Oden, Thomas C.  The Rebirth of Orthodoxy.  HarperCollins, 2002.  Oden sketches out “signs of new life” in mainline Protestantism, and he sees one of the most potent sources of new life in the first five centuries of consensual teaching of the Church, the age of the Fathers (Patristics).  This book is an engaging read that gives hope for the future of the Church as well as a drive to learn even more about Patristics.

iv. Here are 3 classics to start at:

St. Athanasius.  On the Incarnation. SVS Press, 1977.  This book is a gem, complete with a brilliant introductory essay by C.S. Lewis and St. Athanasius’ treatise on reading the Psalms appended at the end.  Herein we catch a glimpse of who Christ is and why on earth He came to earth.  St. Athanasius, throughout, never loses sight of the soteriological (salvation-ological) impact of the Incarnation of the Word of God and passes on his own sense of wonder at this impassably great event.

Foster, Richard J. & James Bryan Smith, Eds.  Devotional Classics. San Francisco: HarperSanFrancisco, 1993.  The other two books I’m recommending as starting-points are entire works.  This book is an anthology 52 bite-sized portions from a vast range of Christian authors from St. Augustine of Hippo to Julian of Norwich to John Calvin to Thomas Merton each coupled with a Scripture passage.  The readings are divided into the sections “Preparing for the Spiritual Life”, “The Prayer-filled Life”, “The Virtuous Life”, “The Spirit-Empowered Life”, “The Compassionate Life”, and “The Word-Centered Life.”  Editions newer than mine also include “The Sacramental Life.”  This book is a blessing and useful for individuals and groups.

Lewis, C.S.  Mere Christianity.

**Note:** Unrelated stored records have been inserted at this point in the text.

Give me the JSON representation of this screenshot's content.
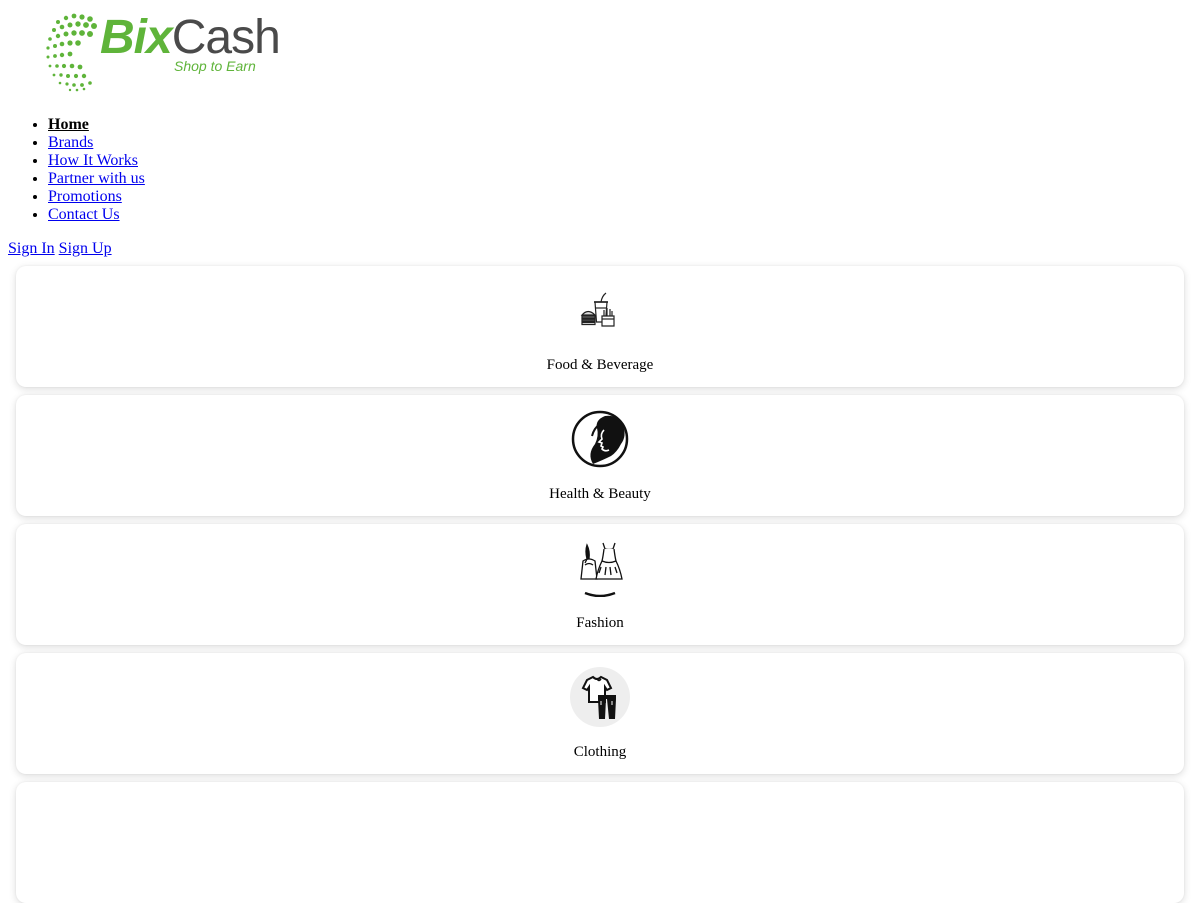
{
  "logo": {
    "word_part1": "Bix",
    "word_part2": "Cash",
    "tagline": "Shop to Earn",
    "brand_green": "#5fb43a",
    "brand_gray": "#4a4a4a"
  },
  "nav": {
    "items": [
      {
        "label": "Home",
        "active": true
      },
      {
        "label": "Brands"
      },
      {
        "label": "How It Works"
      },
      {
        "label": "Partner with us"
      },
      {
        "label": "Promotions"
      },
      {
        "label": "Contact Us"
      }
    ]
  },
  "auth": {
    "sign_in": "Sign In",
    "sign_up": "Sign Up"
  },
  "categories": [
    {
      "label": "Food & Beverage",
      "icon": "food-beverage-icon"
    },
    {
      "label": "Health & Beauty",
      "icon": "health-beauty-icon"
    },
    {
      "label": "Fashion",
      "icon": "fashion-icon"
    },
    {
      "label": "Clothing",
      "icon": "clothing-icon"
    }
  ]
}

London: HarperCollins, 1952, 1980.  A modern classic.  Lewis strips down Christianity and gives us the basic teachings.  He seeks to find that which all Christians everywhere have always believed, and he does so with style, logic, and grace.  One of most recommended & talked-about books in Christian circles, it has suffered the fate of being well-known and not well-read.  A book worth reading and thinking over.

These are just a few thoughts to get launched into the Great Tradition.  Once you’ve got your feet wet with some of these, feel free to come on by and hunt down some new things from the rest of the website!

2 thoughts on “5. Where to Begin

  1. We’ll start our new reading with Mere Christianity.
    I’m pondering Luke using “lectio divina” a few lines at time, with new insights that I really should be journaling.
    – TF

    • Hi, Tim! I just found this comment now — four years late! How did Mere Christianity go? Did you find new insights reading Luke via lectio divina?